According to an official report that was published late last month, the Evening Standard informed their corporate partners that they would be getting news and opinion articles written about them “that will appear to readers as routine, independently written editorial,” as opposed to the usual “advertorial” content. The deal was allegedly part of an upcoming campaign called London 2020.
John O’Donnell, managing director at ESI commercial, said in a statement that the notion that the Evening Standard was “selling news” was “grossly inaccurate and a wildly misunderstood interpretation of the London 2020 project.”
O’Donnell went on to say that the paper’s integrity remained “paramount,” adding that “under no circumstances have these clients been guaranteed news coverage for their own ends, nor would they ever be. Properly signposted commercial content within an editorial product is an accepted part of the news industry and is nothing new for publishers.”
He added, “The Evening Standard has a long history in producing important and award-winning campaigns, and we are excited about the prospects that London 2020 will bring to the brand, it’s partners and the people of London.”
Despite O’Donnell’s denial of any wrongdoing and his steadfast optimism about the London 2020 campaign, this is still a significant scandal if the allegations are indeed true. Not only would the Evening Standard be in the wrong for selling favorable news coverage to prominent companies, but the companies themselves would also be in the wrong for signing onto the deal. At least one of these companies – Google – has found itself at the center of controversy more times than most people can count.
The truth is, when Google isn’t busy bribing media outlets in exchange for favorable news content, they are drawing in controversy by explicitly targeting conservatives. As reported on extensively by Natural News, back in January, a former Google employee by the name of James Damore felt compelled to file a lawsuit against the company, which he alleged was engaged in open hostility and discriminatory acts towards conservative workers.
At one point in the lawsuit, Damore explained that Google manager Jay Gengelbach once discussed blacklisting an intern whose political views proved to be resolute, even when the rest of the employees attempted to bring him around to their views.

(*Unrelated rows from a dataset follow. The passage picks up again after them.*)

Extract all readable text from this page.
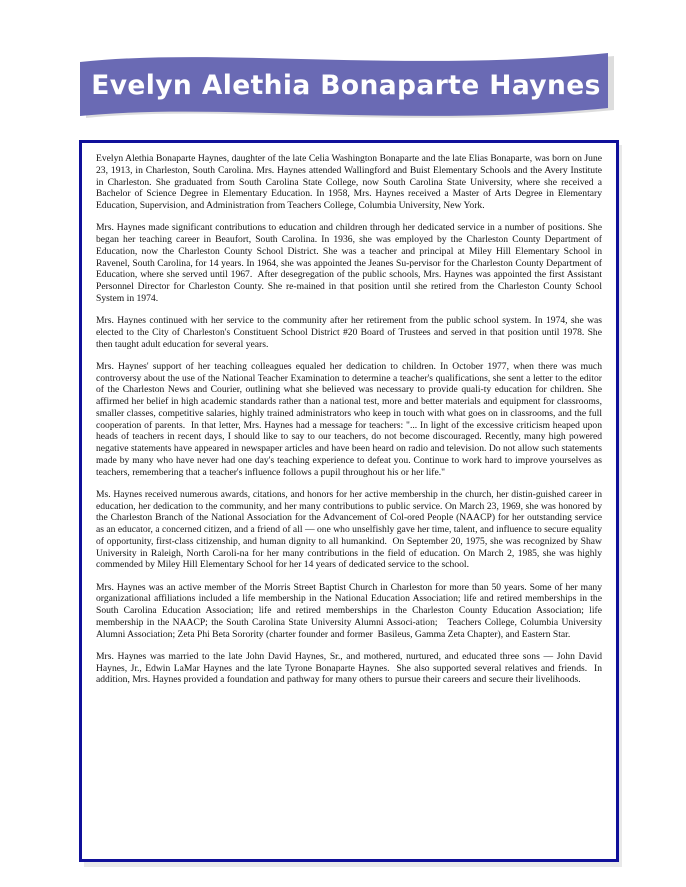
Evelyn Alethia Bonaparte Haynes

Evelyn Alethia Bonaparte Haynes, daughter of the late Celia Washington Bonaparte and the late Elias Bonaparte, was born on June 23, 1913, in Charleston, South Carolina. Mrs. Haynes attended Wallingford and Buist Elementary Schools and the Avery Institute in Charleston. She graduated from South Carolina State College, now South Carolina State University, where she received a Bachelor of Science Degree in Elementary Education. In 1958, Mrs. Haynes received a Master of Arts Degree in Elementary Education, Supervision, and Administration from Teachers College, Columbia University, New York.

Mrs. Haynes made significant contributions to education and children through her dedicated service in a number of positions. She began her teaching career in Beaufort, South Carolina. In 1936, she was employed by the Charleston County Department of Education, now the Charleston County School District. She was a teacher and principal at Miley Hill Elementary School in Ravenel, South Carolina, for 14 years. In 1964, she was appointed the Jeanes Su-pervisor for the Charleston County Department of Education, where she served until 1967.  After desegregation of the public schools, Mrs. Haynes was appointed the first Assistant Personnel Director for Charleston County. She re-mained in that position until she retired from the Charleston County School System in 1974.

Mrs. Haynes continued with her service to the community after her retirement from the public school system. In 1974, she was elected to the City of Charleston's Constituent School District #20 Board of Trustees and served in that position until 1978. She then taught adult education for several years.

Mrs. Haynes' support of her teaching colleagues equaled her dedication to children. In October 1977, when there was much controversy about the use of the National Teacher Examination to determine a teacher's qualifications, she sent a letter to the editor of the Charleston News and Courier, outlining what she believed was necessary to provide quali-ty education for children. She affirmed her belief in high academic standards rather than a national test, more and better materials and equipment for classrooms, smaller classes, competitive salaries, highly trained administrators who keep in touch with what goes on in classrooms, and the full cooperation of parents.  In that letter, Mrs. Haynes had a message for teachers: "... In light of the excessive criticism heaped upon heads of teachers in recent days, I should like to say to our teachers, do not become discouraged. Recently, many high powered negative statements have appeared in newspaper articles and have been heard on radio and television. Do not allow such statements made by many who have never had one day's teaching experience to defeat you. Continue to work hard to improve yourselves as teachers, remembering that a teacher's influence follows a pupil throughout his or her life."

Ms. Haynes received numerous awards, citations, and honors for her active membership in the church, her distin-guished career in education, her dedication to the community, and her many contributions to public service. On March 23, 1969, she was honored by the Charleston Branch of the National Association for the Advancement of Col-ored People (NAACP) for her outstanding service as an educator, a concerned citizen, and a friend of all — one who unselfishly gave her time, talent, and influence to secure equality of opportunity, first-class citizenship, and human dignity to all humankind.  On September 20, 1975, she was recognized by Shaw University in Raleigh, North Caroli-na for her many contributions in the field of education. On March 2, 1985, she was highly commended by Miley Hill Elementary School for her 14 years of dedicated service to the school.

Mrs. Haynes was an active member of the Morris Street Baptist Church in Charleston for more than 50 years. Some of her many organizational affiliations included a life membership in the National Education Association; life and retired memberships in the South Carolina Education Association; life and retired memberships in the Charleston County Education Association; life membership in the NAACP; the South Carolina State University Alumni Associ-ation;   Teachers College, Columbia University Alumni Association; Zeta Phi Beta Sorority (charter founder and former  Basileus, Gamma Zeta Chapter), and Eastern Star.

Mrs. Haynes was married to the late John David Haynes, Sr., and mothered, nurtured, and educated three sons — John David Haynes, Jr., Edwin LaMar Haynes and the late Tyrone Bonaparte Haynes.  She also supported several relatives and friends.  In addition, Mrs. Haynes provided a foundation and pathway for many others to pursue their careers and secure their livelihoods.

“Throw that bad apple away with no regrets,” wrote one Google employee on the thread, proving that despite being a company that claims to stand for tolerance and diversity, Google is really about group-think and the preservation of one single, dominant ideology.
Another part of the lawsuit referenced yet another thread, in which Google employees discussed whether or not Donald Trump’s victory over Hillary Clinton in the 2016 presidential election meant that it was time to start a violent revolution.

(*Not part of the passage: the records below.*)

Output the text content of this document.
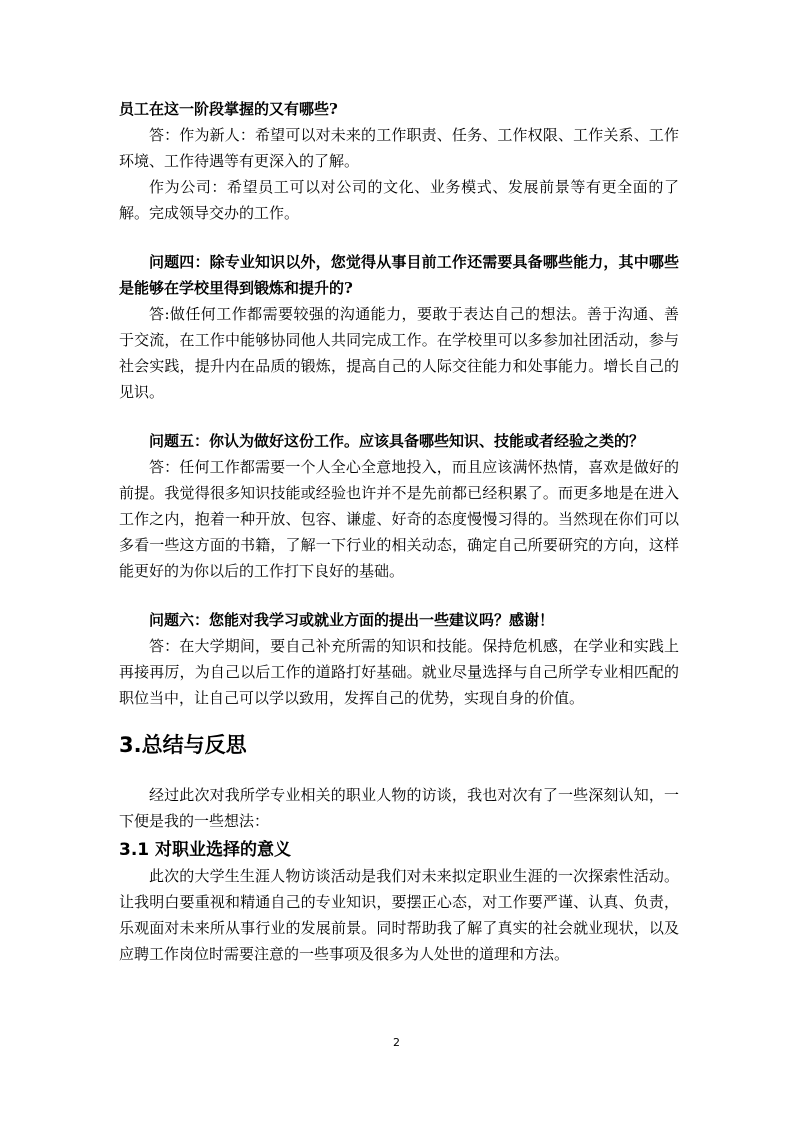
员工在这一阶段掌握的又有哪些?

答：作为新人：希望可以对未来的工作职责、任务、工作权限、工作关系、工作环境、工作待遇等有更深入的了解。

作为公司：希望员工可以对公司的文化、业务模式、发展前景等有更全面的了解。完成领导交办的工作。

问题四：除专业知识以外，您觉得从事目前工作还需要具备哪些能力，其中哪些是能够在学校里得到锻炼和提升的?

答:做任何工作都需要较强的沟通能力，要敢于表达自己的想法。善于沟通、善于交流，在工作中能够协同他人共同完成工作。在学校里可以多参加社团活动，参与社会实践，提升内在品质的锻炼，提高自己的人际交往能力和处事能力。增长自己的见识。

问题五：你认为做好这份工作。应该具备哪些知识、技能或者经验之类的？

答：任何工作都需要一个人全心全意地投入，而且应该满怀热情，喜欢是做好的前提。我觉得很多知识技能或经验也许并不是先前都已经积累了。而更多地是在进入工作之内，抱着一种开放、包容、谦虚、好奇的态度慢慢习得的。当然现在你们可以多看一些这方面的书籍，了解一下行业的相关动态，确定自己所要研究的方向，这样能更好的为你以后的工作打下良好的基础。

问题六：您能对我学习或就业方面的提出一些建议吗？感谢！

答：在大学期间，要自己补充所需的知识和技能。保持危机感，在学业和实践上再接再厉，为自己以后工作的道路打好基础。就业尽量选择与自己所学专业相匹配的职位当中，让自己可以学以致用，发挥自己的优势，实现自身的价值。

3.总结与反思

经过此次对我所学专业相关的职业人物的访谈，我也对次有了一些深刻认知，一下便是我的一些想法：

3.1 对职业选择的意义

此次的大学生生涯人物访谈活动是我们对未来拟定职业生涯的一次探索性活动。让我明白要重视和精通自己的专业知识，要摆正心态，对工作要严谨、认真、负责，乐观面对未来所从事行业的发展前景。同时帮助我了解了真实的社会就业现状，以及应聘工作岗位时需要注意的一些事项及很多为人处世的道理和方法。

2
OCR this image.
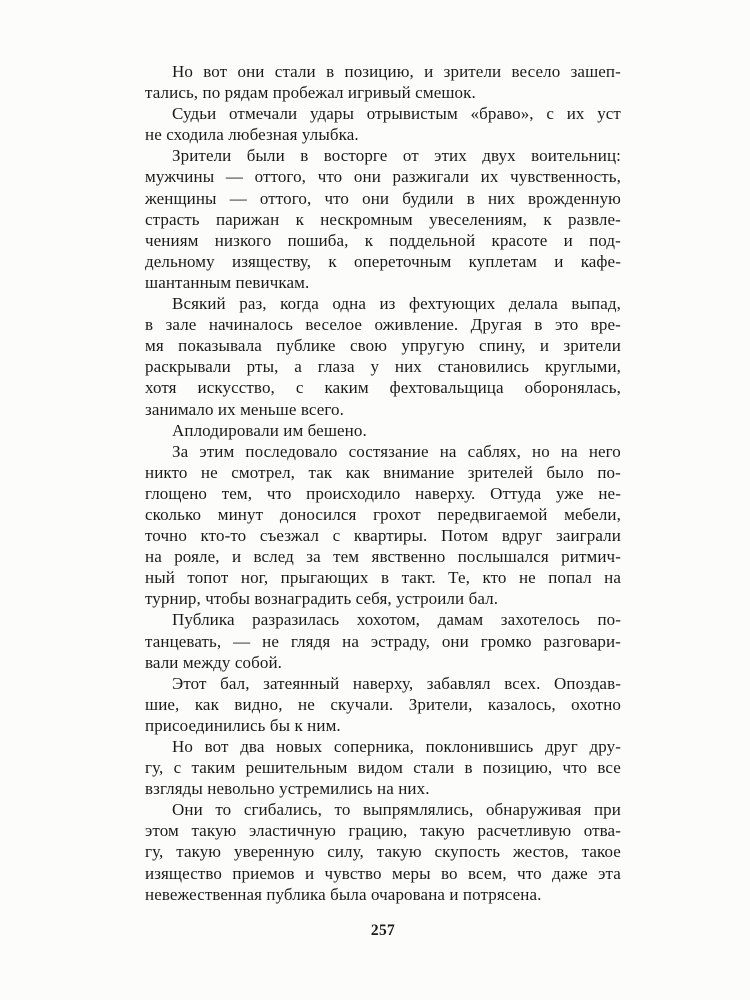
Но вот они стали в позицию, и зрители весело зашеп-
тались, по рядам пробежал игривый смешок.
Судьи отмечали удары отрывистым «браво», с их уст
не сходила любезная улыбка.
Зрители были в восторге от этих двух воительниц:
мужчины — оттого, что они разжигали их чувственность,
женщины — оттого, что они будили в них врожденную
страсть парижан к нескромным увеселениям, к развле-
чениям низкого пошиба, к поддельной красоте и под-
дельному изяществу, к опереточным куплетам и кафе-
шантанным певичкам.
Всякий раз, когда одна из фехтующих делала выпад,
в зале начиналось веселое оживление. Другая в это вре-
мя показывала публике свою упругую спину, и зрители
раскрывали рты, а глаза у них становились круглыми,
хотя искусство, с каким фехтовальщица оборонялась,
занимало их меньше всего.
Аплодировали им бешено.
За этим последовало состязание на саблях, но на него
никто не смотрел, так как внимание зрителей было по-
глощено тем, что происходило наверху. Оттуда уже не-
сколько минут доносился грохот передвигаемой мебели,
точно кто-то съезжал с квартиры. Потом вдруг заиграли
на рояле, и вслед за тем явственно послышался ритмич-
ный топот ног, прыгающих в такт. Те, кто не попал на
турнир, чтобы вознаградить себя, устроили бал.
Публика разразилась хохотом, дамам захотелось по-
танцевать, — не глядя на эстраду, они громко разговари-
вали между собой.
Этот бал, затеянный наверху, забавлял всех. Опоздав-
шие, как видно, не скучали. Зрители, казалось, охотно
присоединились бы к ним.
Но вот два новых соперника, поклонившись друг дру-
гу, с таким решительным видом стали в позицию, что все
взгляды невольно устремились на них.
Они то сгибались, то выпрямлялись, обнаруживая при
этом такую эластичную грацию, такую расчетливую отва-
гу, такую уверенную силу, такую скупость жестов, такое
изящество приемов и чувство меры во всем, что даже эта
невежественная публика была очарована и потрясена.
257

One of these employees said, “I won’t say violence has no place,” but added that risky and potentially dangerous acts require one to network extensively and build relationships with others. (Related: If Google and Facebook are not regulated, their politically-motivated censorship will lead to open warfare in the streets.)
Google may have made a name for itself by developing the world’s most popular Internet search engine, but the company seems to be attracted to controversy like a paperclip to a magnet. If Google wants to avoid continued public relations crises in the future, then it needs to strongly consider reorganizing and fundamentally changing the way in which it operates from the inside out.